Agenda 21-Netzwerktreffen: Neukirchen, Ebensee, Pinsdorf und Vorchdorf erhielten Auszeichnungen
LINZ, GMUNDEN, VÖCKLABRUCK. Agenda 21 zeigt Profil – Das war das Motto des Oö. Agenda 21-Netzwerktreffens, das gestern in den Redoutensälen in Linz stattgefunden hat. Im Mittelpunkt der Veranstaltung standen jene 14 oberösterreichischen Gemeinden, die im Rahmen ihres Engagements für Agenda 21 einen wichtigen Meilenstein geschafft haben: Sie haben in den letzten ein bis zwei Jahren ihr Agenda 21-Zukunftsprofil erarbeitet und mit der Umsetzung begonnen bzw. sind sie seit vielen Jahren besonders aktive und vorbildliche Agenda 21-Gemeinden. Die von Landesrat Rudi Anschober ausgezeichnete Gemeinde aus dem Bezirk Vöcklabruck ist Neukirchen an der Vöckla. Der Bezirk Gmunden ist mit den Gemeinden Ebensee, Pinsdorf und Vorchdorf vertreten.
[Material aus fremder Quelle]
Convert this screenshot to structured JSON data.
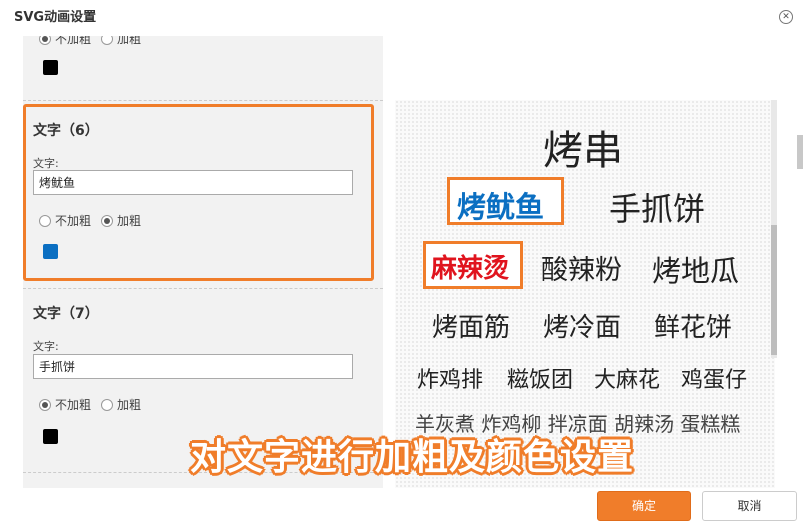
{
  "dialog": {
    "title": "SVG动画设置",
    "close_glyph": "✕"
  },
  "top_fragment": {
    "normal_label": "不加粗",
    "bold_label": "加粗",
    "color": "#000000"
  },
  "section6": {
    "title": "文字（6）",
    "field_label": "文字:",
    "value": "烤鱿鱼",
    "normal_label": "不加粗",
    "bold_label": "加粗",
    "selected": "bold",
    "color": "#0b6fc2"
  },
  "section7": {
    "title": "文字（7）",
    "field_label": "文字:",
    "value": "手抓饼",
    "normal_label": "不加粗",
    "bold_label": "加粗",
    "selected": "normal",
    "color": "#000000"
  },
  "preview": {
    "words": [
      "烤串",
      "烤鱿鱼",
      "手抓饼",
      "麻辣烫",
      "酸辣粉",
      "烤地瓜",
      "烤面筋",
      "烤冷面",
      "鲜花饼",
      "炸鸡排",
      "糍饭团",
      "大麻花",
      "鸡蛋仔"
    ],
    "partial_row": "羊灰煮  炸鸡柳  拌凉面  胡辣汤  蛋糕糕",
    "highlight_colors": {
      "blue": "#0b6fc2",
      "red": "#e0141e"
    }
  },
  "banner": "对文字进行加粗及颜色设置",
  "footer": {
    "ok_label": "确定",
    "cancel_label": "取消"
  },
  "colors": {
    "accent": "#f07d2a"
  }
}
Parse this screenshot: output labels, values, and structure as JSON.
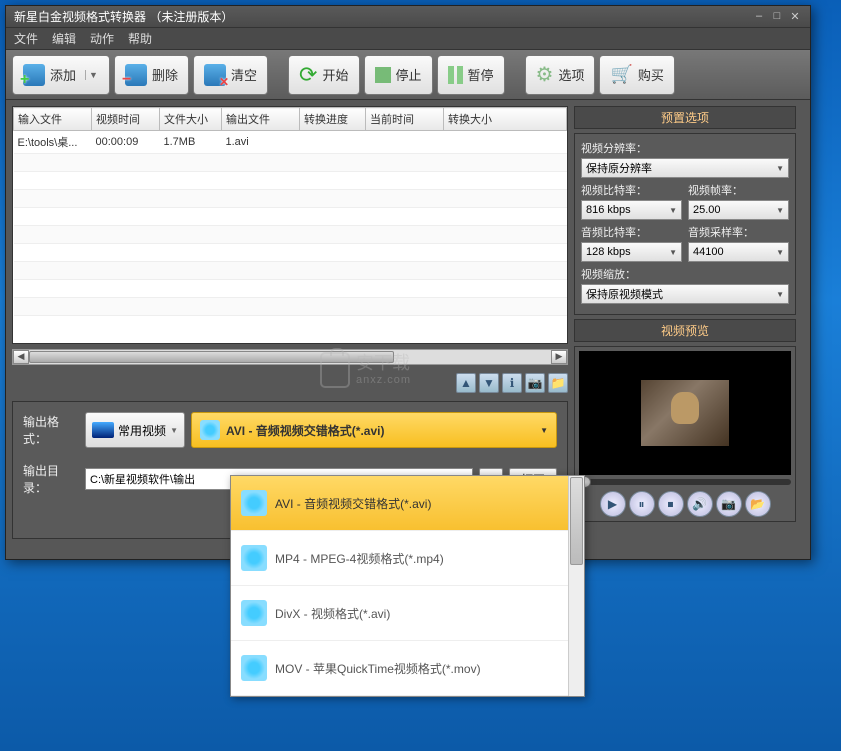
{
  "window": {
    "title": "新星白金视频格式转换器  （未注册版本）"
  },
  "menu": [
    "文件",
    "编辑",
    "动作",
    "帮助"
  ],
  "toolbar": {
    "add": "添加",
    "delete": "删除",
    "clear": "清空",
    "start": "开始",
    "stop": "停止",
    "pause": "暂停",
    "options": "选项",
    "buy": "购买"
  },
  "table": {
    "headers": [
      "输入文件",
      "视频时间",
      "文件大小",
      "输出文件",
      "转换进度",
      "当前时间",
      "转换大小"
    ],
    "rows": [
      {
        "input": "E:\\tools\\桌...",
        "vtime": "00:00:09",
        "fsize": "1.7MB",
        "output": "1.avi",
        "progress": "",
        "ctime": "",
        "csize": ""
      }
    ]
  },
  "output": {
    "format_label": "输出格式：",
    "category": "常用视频",
    "format_selected": "AVI - 音频视频交错格式(*.avi)",
    "dir_label": "输出目录：",
    "dir_value": "C:\\新星视频软件\\输出",
    "open_btn": "打开"
  },
  "dropdown": [
    "AVI - 音频视频交错格式(*.avi)",
    "MP4 - MPEG-4视频格式(*.mp4)",
    "DivX - 视频格式(*.avi)",
    "MOV - 苹果QuickTime视频格式(*.mov)"
  ],
  "preset": {
    "title": "预置选项",
    "res_label": "视频分辨率：",
    "res_value": "保持原分辨率",
    "vbitrate_label": "视频比特率：",
    "vbitrate_value": "816 kbps",
    "fps_label": "视频帧率：",
    "fps_value": "25.00",
    "abitrate_label": "音频比特率：",
    "abitrate_value": "128 kbps",
    "srate_label": "音频采样率：",
    "srate_value": "44100",
    "scale_label": "视频缩放：",
    "scale_value": "保持原视频模式"
  },
  "preview": {
    "title": "视频预览"
  },
  "watermark": {
    "main": "安下载",
    "sub": "anxz.com"
  }
}
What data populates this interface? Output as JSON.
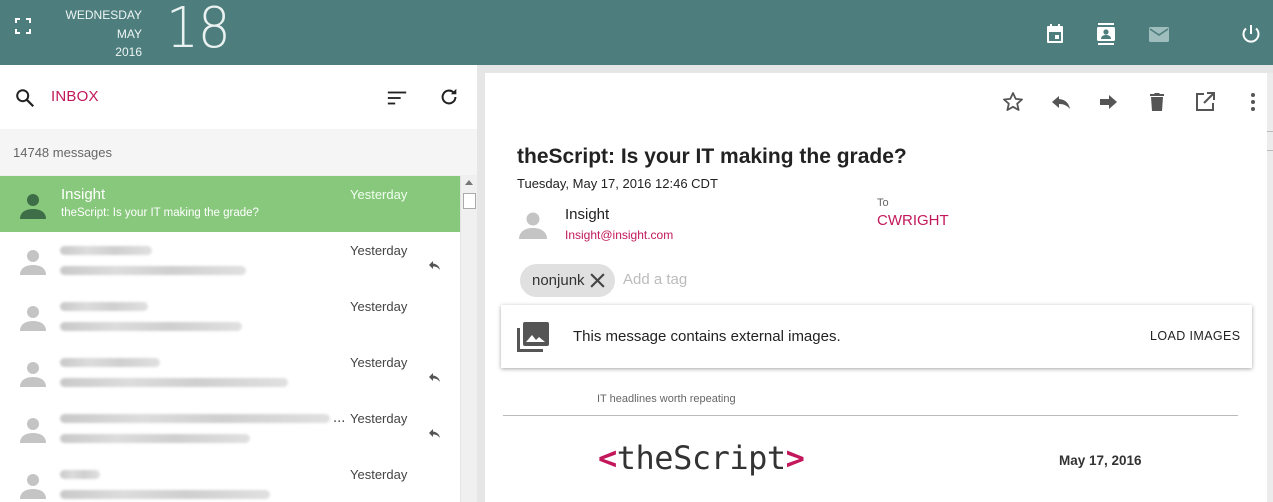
{
  "header": {
    "weekday": "WEDNESDAY",
    "month": "MAY",
    "year": "2016",
    "day": "18",
    "icons": [
      "fullscreen-icon",
      "calendar-icon",
      "contacts-icon",
      "mail-icon",
      "power-icon"
    ]
  },
  "mailbox": {
    "folder": "INBOX",
    "count_text": "14748 messages"
  },
  "messages": [
    {
      "sender": "Insight",
      "subject": "theScript: Is your IT making the grade?",
      "when": "Yesterday",
      "selected": true,
      "replied": false
    },
    {
      "sender": "",
      "subject": "",
      "when": "Yesterday",
      "selected": false,
      "replied": true
    },
    {
      "sender": "",
      "subject": "",
      "when": "Yesterday",
      "selected": false,
      "replied": false
    },
    {
      "sender": "",
      "subject": "",
      "when": "Yesterday",
      "selected": false,
      "replied": true
    },
    {
      "sender": "",
      "subject": "",
      "when": "Yesterday",
      "selected": false,
      "replied": true,
      "truncated": "..."
    },
    {
      "sender": "",
      "subject": "",
      "when": "Yesterday",
      "selected": false,
      "replied": false
    }
  ],
  "email": {
    "subject": "theScript: Is your IT making the grade?",
    "date": "Tuesday, May 17, 2016 12:46 CDT",
    "from_name": "Insight",
    "from_email": "Insight@insight.com",
    "to_label": "To",
    "to_value": "CWRIGHT",
    "tag": "nonjunk",
    "tag_placeholder": "Add a tag",
    "external_notice": "This message contains external images.",
    "load_images_label": "LOAD IMAGES",
    "preheader": "IT headlines worth repeating",
    "logo_open": "<",
    "logo_text": "theScript",
    "logo_close": ">",
    "newsletter_date": "May 17, 2016"
  },
  "colors": {
    "header_bg": "#4d7e7d",
    "accent": "#c2185b",
    "selected_row": "#88c87c"
  }
}
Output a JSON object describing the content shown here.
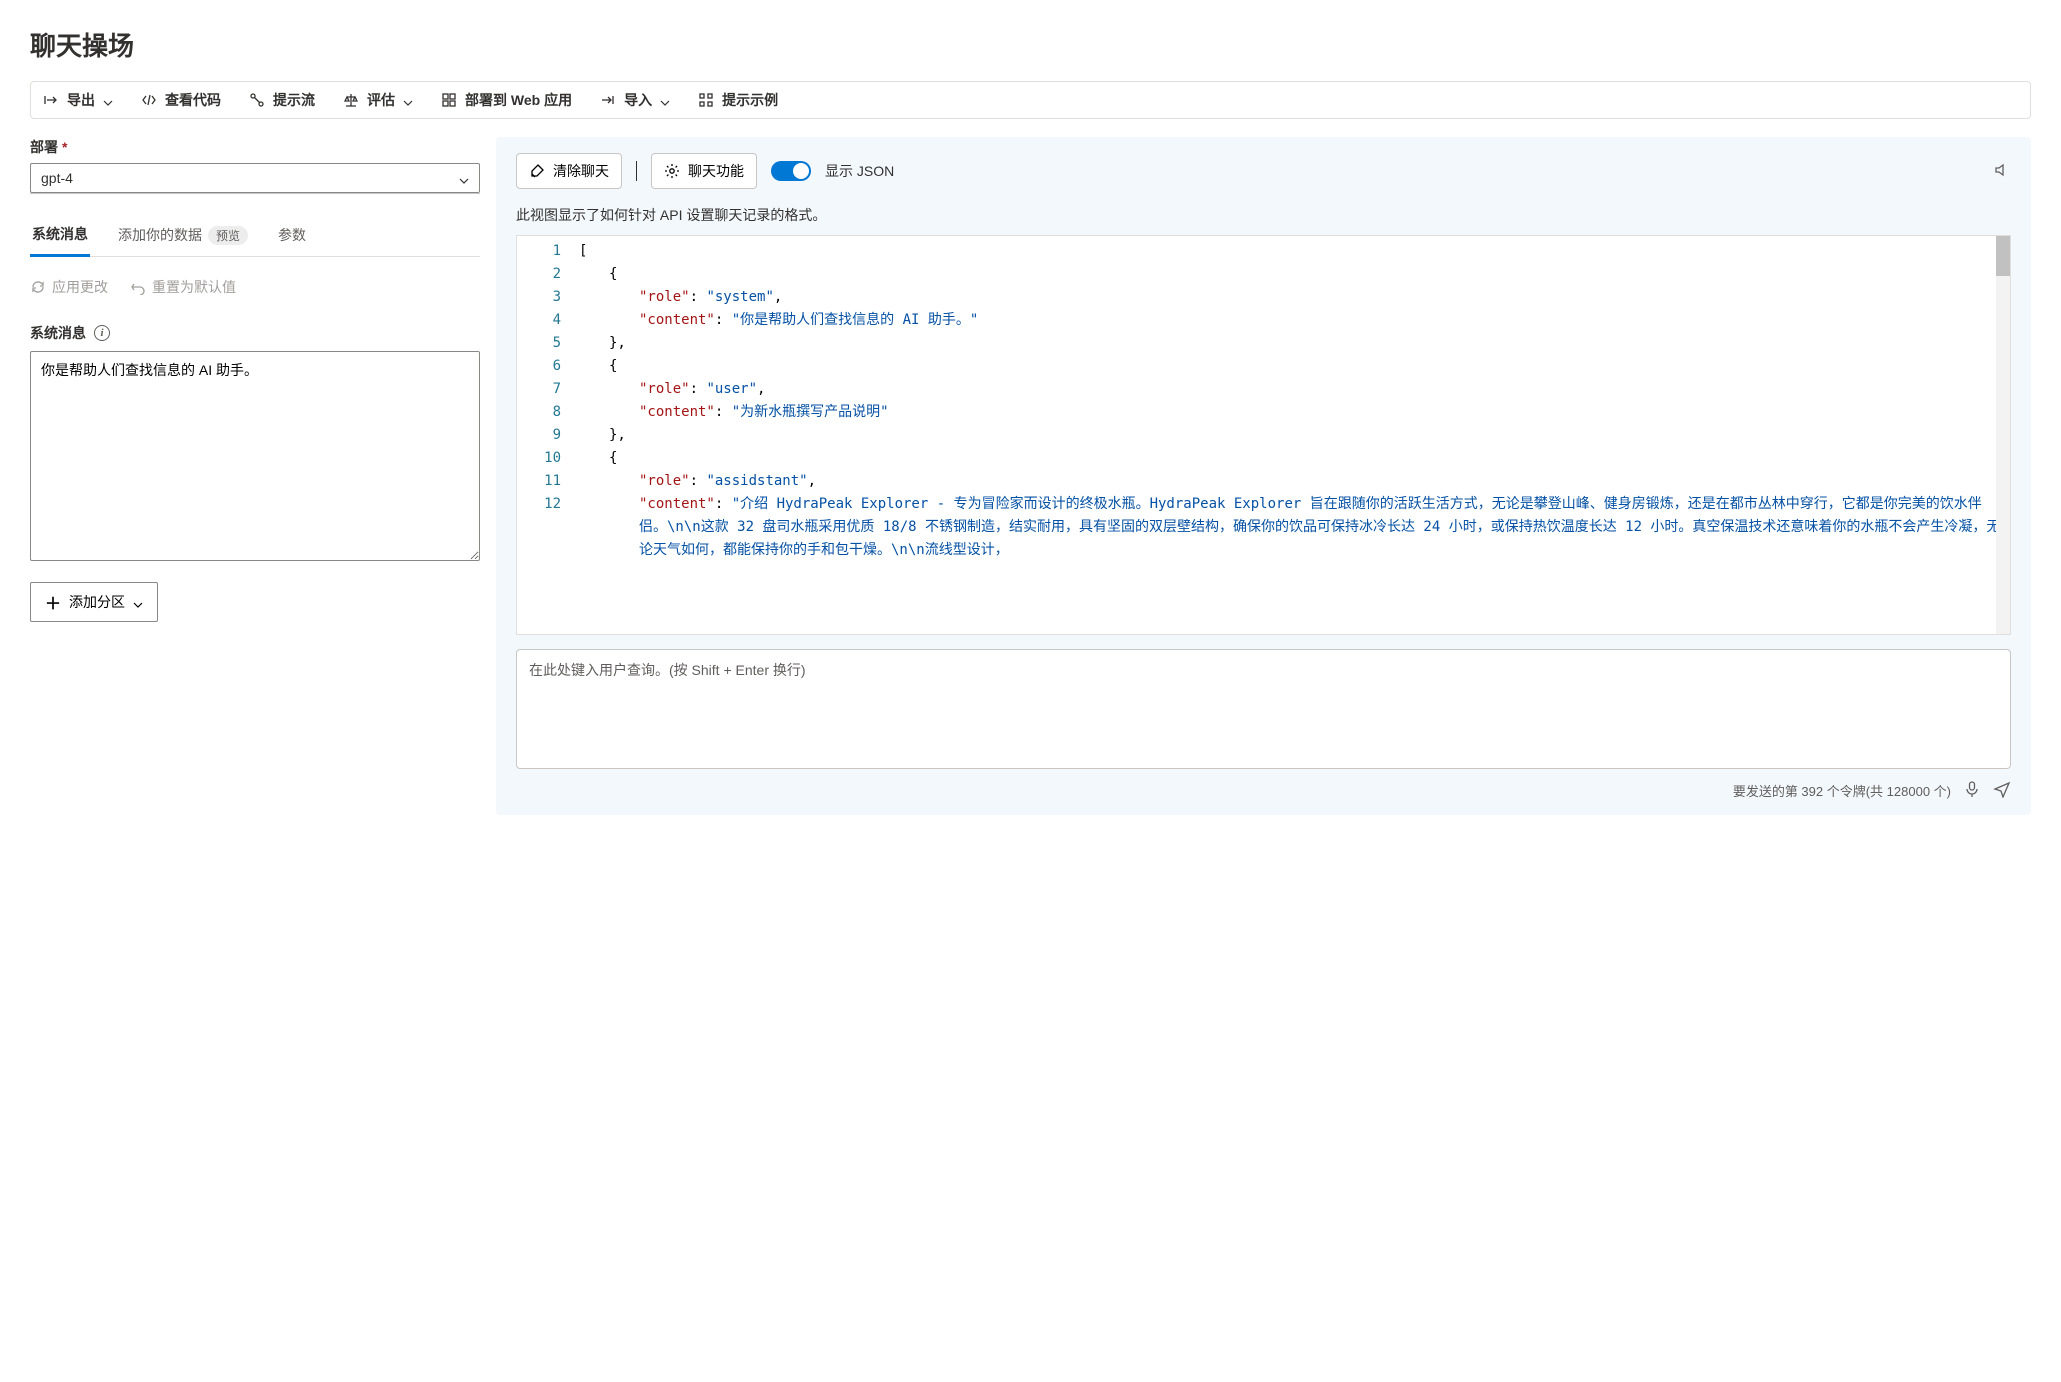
{
  "page_title": "聊天操场",
  "toolbar": {
    "export": "导出",
    "view_code": "查看代码",
    "prompt_flow": "提示流",
    "evaluate": "评估",
    "deploy_web": "部署到 Web 应用",
    "import": "导入",
    "prompt_examples": "提示示例"
  },
  "left": {
    "deploy_label": "部署",
    "deploy_value": "gpt-4",
    "tabs": {
      "system_message": "系统消息",
      "add_your_data": "添加你的数据",
      "preview_badge": "预览",
      "parameters": "参数"
    },
    "apply_changes": "应用更改",
    "reset_default": "重置为默认值",
    "system_message_label": "系统消息",
    "system_message_value": "你是帮助人们查找信息的 AI 助手。",
    "add_section": "添加分区"
  },
  "right": {
    "clear_chat": "清除聊天",
    "chat_features": "聊天功能",
    "show_json": "显示 JSON",
    "show_json_on": true,
    "description": "此视图显示了如何针对 API 设置聊天记录的格式。",
    "json_lines": [
      {
        "n": 1,
        "indent": 0,
        "raw": "["
      },
      {
        "n": 2,
        "indent": 1,
        "raw": "{"
      },
      {
        "n": 3,
        "indent": 2,
        "kv": {
          "k": "\"role\"",
          "v": "\"system\"",
          "trail": ","
        }
      },
      {
        "n": 4,
        "indent": 2,
        "kv": {
          "k": "\"content\"",
          "v": "\"你是帮助人们查找信息的 AI 助手。\"",
          "trail": ""
        }
      },
      {
        "n": 5,
        "indent": 1,
        "raw": "},"
      },
      {
        "n": 6,
        "indent": 1,
        "raw": "{"
      },
      {
        "n": 7,
        "indent": 2,
        "kv": {
          "k": "\"role\"",
          "v": "\"user\"",
          "trail": ","
        }
      },
      {
        "n": 8,
        "indent": 2,
        "kv": {
          "k": "\"content\"",
          "v": "\"为新水瓶撰写产品说明\"",
          "trail": ""
        }
      },
      {
        "n": 9,
        "indent": 1,
        "raw": "},"
      },
      {
        "n": 10,
        "indent": 1,
        "raw": "{"
      },
      {
        "n": 11,
        "indent": 2,
        "kv": {
          "k": "\"role\"",
          "v": "\"assidstant\"",
          "trail": ","
        }
      },
      {
        "n": 12,
        "indent": 2,
        "kv": {
          "k": "\"content\"",
          "v": "\"介绍 HydraPeak Explorer - 专为冒险家而设计的终极水瓶。HydraPeak Explorer 旨在跟随你的活跃生活方式，无论是攀登山峰、健身房锻炼，还是在都市丛林中穿行，它都是你完美的饮水伴侣。\\n\\n这款 32 盘司水瓶采用优质 18/8 不锈钢制造，结实耐用，具有坚固的双层壁结构，确保你的饮品可保持冰冷长达 24 小时，或保持热饮温度长达 12 小时。真空保温技术还意味着你的水瓶不会产生冷凝，无论天气如何，都能保持你的手和包干燥。\\n\\n流线型设计，",
          "trail": ""
        }
      }
    ],
    "chat_placeholder": "在此处键入用户查询。(按 Shift + Enter 换行)",
    "token_count_text": "要发送的第 392 个令牌(共 128000 个)"
  }
}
Bei der Agenda 21 in Oberösterreich tut sich viel, das Netzwerk wächst und wächst. Inzwischen engagieren sich bereits 103 Gemeinden in Oberösterreich an der nachhaltigen Entwicklung ihres Lebensraumes. „Die Fertigstellung des Zukunftsprofils ist dabei ein wichtiger Schritt, denn damit werden Visionen und Ideen festgehalten und konkretisiert, die eine wichtige Voraussetzung für die Initiierung und Umsetzung von Projekten sind“, erklärt Günther Humer, Leiter der bei der Oö. Akademie für Umwelt und Natur angesiedelten Leitstelle der Agenda 21. Die Teilnehmer/innen des oö. Netzwerktreffens nutzten die Gelegenheit, um Erfahrungen auszutauschen und neue Kontakte zu knüpfen. Die internationale Expertin Dr. Kriemhild Büchel-Kapeller widmete sich in ihrem spannenden Festvortrag dem Thema Sozialkapital bzw. wie wichtig Engagement und Eigenverantwortung sind, um eine nachhaltige Entwicklung von Gemeinschaften voranzutreiben. Sie meinte: „Engagement macht zwar nicht reich, aber es bereichert.“
Zu den Zielen der Gemeinde Neukirchen an der Vöckla gehören eine nachhaltige Gemeindeentwicklung und Verbesserung der Nachbarschaftshilfe. Ebensee wurde für ihren Lokalen Aktionsplan für Beschäftigung und Bildung ausgezeichnet. Im Zukunftsprofil der Gemeinde Pinsdorf geht es z.B. um die Integration aller Bürger/innen (auch jene mit besonderen Bedürfnissen), die Ortsplatzgestaltung und Verkehrsberuhigung. Die Vorchdorfer/innen zielen mit dem Agenda 21-Zukunftsprofil u.a. auf die Belebung der Nahversorgung, die Integration Zugezogener und Ortskerngestaltung ab.
Bildtext:
Neukirchen, Ebensee, Pinsdorf:
Das Agenda 21-Kernteam freute sich über die Auszeichnung von Landesrat Rudi Anschober (jeweils rechts im Bild). Wolfgang Rescheneder, Leiter der Oö. Akademie für Umwelt und Natur, gratulierte (links).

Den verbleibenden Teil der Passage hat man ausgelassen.